Yoga Nidra: il sonno yogico per il risveglio del sé.

“Attraverso la pratica di Yoga nidra, noi non ci limitiamo a rilassarci, ma ristrutturiamo e riformiamo la nostra intera personalità dall’interno.”

Satyananda Saraswati Swami
Ti anticipo che a fine articolo troverai una sorpresa per te!
Iniziamo intanto definendo la parola “Nidra” :deriva dal sanscrito, e significa “sonno”.
Nello Yoga Nidra il sonno però viene inteso come una condizione mentale, quindi cosciente, e non come uno stato di totale incoscienza, tipico di quando dormiamo.
E’ lo stato del nostro sonno dinamico che sembra dormire ma in realtà la nostra mente è attiva e consapevole grazie alla rotazione della coscienza (di cui ti parlo più avanti) che passa da una parte all’altra del corpo. 
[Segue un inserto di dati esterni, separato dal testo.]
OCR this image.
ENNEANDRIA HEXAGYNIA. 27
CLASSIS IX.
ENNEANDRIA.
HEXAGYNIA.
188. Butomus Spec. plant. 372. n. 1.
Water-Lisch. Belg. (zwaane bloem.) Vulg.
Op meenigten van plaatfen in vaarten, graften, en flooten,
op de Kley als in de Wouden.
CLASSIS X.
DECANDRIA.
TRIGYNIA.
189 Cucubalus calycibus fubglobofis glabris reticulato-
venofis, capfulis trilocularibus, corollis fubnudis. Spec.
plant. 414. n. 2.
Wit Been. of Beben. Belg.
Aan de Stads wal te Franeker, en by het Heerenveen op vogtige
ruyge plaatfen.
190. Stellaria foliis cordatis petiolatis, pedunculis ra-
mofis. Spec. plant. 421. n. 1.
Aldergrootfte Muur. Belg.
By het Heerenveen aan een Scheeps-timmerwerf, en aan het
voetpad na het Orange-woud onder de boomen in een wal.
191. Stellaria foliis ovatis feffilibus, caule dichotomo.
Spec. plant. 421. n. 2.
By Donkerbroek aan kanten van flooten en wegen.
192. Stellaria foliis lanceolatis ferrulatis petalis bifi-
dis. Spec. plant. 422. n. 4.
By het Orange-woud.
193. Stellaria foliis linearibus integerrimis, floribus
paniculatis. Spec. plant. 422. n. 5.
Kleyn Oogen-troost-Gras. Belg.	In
Satyananada, il maestro che ha dato origine allo Yoga Nidra, ha scoperto che attraverso un profondo e consapevole rilassamento del corpo sulle principali linee di tensione (muscolare, emotiva e mentale) si può attivare uno stato di coscienza ricettiva amplificata in cui la consapevolezza esprime il suo più grande potenziale curativo.
Durante la pratica di Yoga Nidra l’obiettivo è quello di rimanere svegli mentre si è vicini al confine del sonno.
Questo stato è raggiunto dal praticante grazie alla guida dell’insegnante un che lo conduce nelle fasi preliminari del sonno, affinché raggiunga un livello profondo di rilassamento.
(È importante menzionare che per la pratica è necessaria la guida di un’insegnante, non è possibile praticarlo da soli. Qualora fossi interessato/a a praticare con me, puoi trovare qui maggiori informazioni sul mio corso.)
In pratica si prova quella sensazione che si ha qualche istante prima di addormentarsi.
Approfondiamo lo Yoga Nidra
Continuiamo a scoprire insieme la pratica di Yoga Nidra.
“Seguendo le istruzioni della persona che ti sta guidando in nidra è possibile aprire la porta della tua personalità”
Satyananda Saraswati Swami
Secondo gli studi compiuti, attraverso lo Yoga Nidra è possibile indurre questo particolare stato di “sonno”, nel quale il corpo e la mente sono in grado di rilassare le tensioni e favorire alcuni aspetti cerebrali, come la risoluzione di problemi, la creatività, la diminuzione dello stress e l’aumento del rilassamento.
Quando la mente si ritira per entrare in uno stato dove non c’è un sonno profondo e non si è completamente svegli , le impressioni che entrano in quel momento li rimangono.
Nella pratica di yoga nidra ci si trova in uno stato simile al sonno, uno stato vigile di coscienza e di rilassamento con la mente recettiva in cui la frequenza fisica e mentale è abbassata e si attivano le onde alfa.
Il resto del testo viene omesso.